We’re supposed to be living in greener times. But speed bumps aren’t green, they encourage inefficient driving. Every time you use/apply a brake you are wasting fuel. There are one or two cars, like the Toyota Prius, that use regenerative braking – storing the potential energy in a battery – but they’re the exception not the rule.


Smooth driving is the key to fuel economy and a healthy engine. If you think ahead, and drive at the appropriate speed for the conditions, you shouldn’t need to touch your brakes that often. All that speeding-up and slowing-down for speed humps, is just wasting fuel.

They also do harm to your car. The most common faults of hitting speed bumps too quickly are damage to the suspension parts and cracked sumps. What you’ve got to remember is that you get four knocks when you hit a bump at speed: the first impact when the front wheels hit and you get a bottoming-out, the knock to the suspension as it jolts upwards and then a second bottoming-out with the rear wheels and a subsequent knock.

A third of cars fail their MOTs because of damage to their suspension. I’d reckon most of that damage will come from hitting speed bumps, or misjudging the kerb when driving into a driveway.

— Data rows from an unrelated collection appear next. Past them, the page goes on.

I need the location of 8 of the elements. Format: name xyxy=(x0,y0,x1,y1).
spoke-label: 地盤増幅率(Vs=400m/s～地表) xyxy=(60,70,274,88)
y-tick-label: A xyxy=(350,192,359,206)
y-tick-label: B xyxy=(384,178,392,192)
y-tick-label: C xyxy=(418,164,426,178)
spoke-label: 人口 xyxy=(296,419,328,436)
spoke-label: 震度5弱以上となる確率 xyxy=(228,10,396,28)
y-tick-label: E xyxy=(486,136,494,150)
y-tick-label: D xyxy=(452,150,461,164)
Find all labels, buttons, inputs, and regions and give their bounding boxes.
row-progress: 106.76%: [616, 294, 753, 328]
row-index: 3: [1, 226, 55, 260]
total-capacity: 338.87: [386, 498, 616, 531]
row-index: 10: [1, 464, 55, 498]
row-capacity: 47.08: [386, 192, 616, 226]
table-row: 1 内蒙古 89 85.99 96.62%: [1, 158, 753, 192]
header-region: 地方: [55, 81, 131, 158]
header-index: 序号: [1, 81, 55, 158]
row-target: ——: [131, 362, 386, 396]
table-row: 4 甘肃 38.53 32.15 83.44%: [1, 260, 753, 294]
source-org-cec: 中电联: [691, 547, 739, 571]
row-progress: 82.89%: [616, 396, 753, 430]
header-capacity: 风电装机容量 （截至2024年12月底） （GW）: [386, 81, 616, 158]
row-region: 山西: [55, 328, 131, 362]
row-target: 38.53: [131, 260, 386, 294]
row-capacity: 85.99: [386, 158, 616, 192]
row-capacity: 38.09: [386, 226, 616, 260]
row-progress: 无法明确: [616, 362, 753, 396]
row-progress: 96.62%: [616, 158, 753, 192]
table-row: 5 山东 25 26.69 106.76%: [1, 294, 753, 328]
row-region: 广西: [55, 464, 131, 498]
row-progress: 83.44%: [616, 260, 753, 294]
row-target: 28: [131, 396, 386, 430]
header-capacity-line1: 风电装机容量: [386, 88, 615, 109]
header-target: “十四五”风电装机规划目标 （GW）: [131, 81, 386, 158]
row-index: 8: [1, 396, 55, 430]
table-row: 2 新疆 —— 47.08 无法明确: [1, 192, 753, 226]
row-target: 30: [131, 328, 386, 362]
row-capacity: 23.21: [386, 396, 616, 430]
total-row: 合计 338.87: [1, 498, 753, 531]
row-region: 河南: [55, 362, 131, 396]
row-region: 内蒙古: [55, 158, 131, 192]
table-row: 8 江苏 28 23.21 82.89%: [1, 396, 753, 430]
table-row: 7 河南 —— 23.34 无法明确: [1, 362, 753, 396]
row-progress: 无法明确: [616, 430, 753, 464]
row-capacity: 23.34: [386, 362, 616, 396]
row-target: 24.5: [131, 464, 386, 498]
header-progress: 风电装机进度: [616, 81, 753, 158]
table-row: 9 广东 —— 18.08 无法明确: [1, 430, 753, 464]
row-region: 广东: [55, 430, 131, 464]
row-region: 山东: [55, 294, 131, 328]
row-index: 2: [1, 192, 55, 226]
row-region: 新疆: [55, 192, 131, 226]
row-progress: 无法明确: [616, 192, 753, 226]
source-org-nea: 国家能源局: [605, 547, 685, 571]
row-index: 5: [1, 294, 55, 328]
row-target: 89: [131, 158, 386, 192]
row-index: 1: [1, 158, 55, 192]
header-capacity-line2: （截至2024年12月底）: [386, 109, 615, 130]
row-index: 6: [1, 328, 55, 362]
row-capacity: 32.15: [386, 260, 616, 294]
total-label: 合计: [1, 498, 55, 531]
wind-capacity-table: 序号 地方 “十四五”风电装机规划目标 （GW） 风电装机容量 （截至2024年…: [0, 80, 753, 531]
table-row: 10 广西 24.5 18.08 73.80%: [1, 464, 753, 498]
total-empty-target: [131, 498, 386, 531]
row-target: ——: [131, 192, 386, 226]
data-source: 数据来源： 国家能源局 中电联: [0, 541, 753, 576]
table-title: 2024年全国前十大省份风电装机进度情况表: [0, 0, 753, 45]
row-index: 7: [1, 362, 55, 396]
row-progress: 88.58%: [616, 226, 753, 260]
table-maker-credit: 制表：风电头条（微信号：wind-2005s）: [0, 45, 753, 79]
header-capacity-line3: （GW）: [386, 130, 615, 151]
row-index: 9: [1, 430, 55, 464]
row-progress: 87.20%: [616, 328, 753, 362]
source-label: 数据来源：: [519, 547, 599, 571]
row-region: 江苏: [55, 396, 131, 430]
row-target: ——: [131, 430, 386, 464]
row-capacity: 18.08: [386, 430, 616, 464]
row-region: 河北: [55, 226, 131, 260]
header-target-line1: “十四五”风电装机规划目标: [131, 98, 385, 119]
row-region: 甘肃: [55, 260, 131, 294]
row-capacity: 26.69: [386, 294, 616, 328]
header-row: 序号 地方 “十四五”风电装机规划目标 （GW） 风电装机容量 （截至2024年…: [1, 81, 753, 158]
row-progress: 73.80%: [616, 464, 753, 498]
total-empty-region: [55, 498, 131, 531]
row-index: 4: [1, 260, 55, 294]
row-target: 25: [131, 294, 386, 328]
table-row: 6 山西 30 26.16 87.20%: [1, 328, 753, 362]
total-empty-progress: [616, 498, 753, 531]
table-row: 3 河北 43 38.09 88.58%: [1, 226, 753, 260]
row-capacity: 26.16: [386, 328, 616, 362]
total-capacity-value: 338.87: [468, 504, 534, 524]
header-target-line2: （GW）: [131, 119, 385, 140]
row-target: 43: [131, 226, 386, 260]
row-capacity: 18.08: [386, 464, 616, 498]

Cracked sumps can be messy. The sump is a pan beneath the engine that stores the used oil before it’s pumped back into the engine. There are two types of sump: dry sumps are external. Crack this and you’ll drop oil around the place but it can easily be replaced. It’s not a big job but it’s not something you want to happen if you can avoid it.

A wet sump is actually in the bottom of the engine. Crack this and you’ll drop oil around the place and you’ve got a potentially expensive repair job.

You can fit rubbers to protect suspensions from damage caused by speed bumps but to be honest they’re a waste of money. My advice would be to take speed bumps as slowly as you can. If the road has a downhill gradient, coast in a low gear to save fuel. Much as I like getting work, it’s better for your car, and for your pocket, not to hit speed bumps in the first place.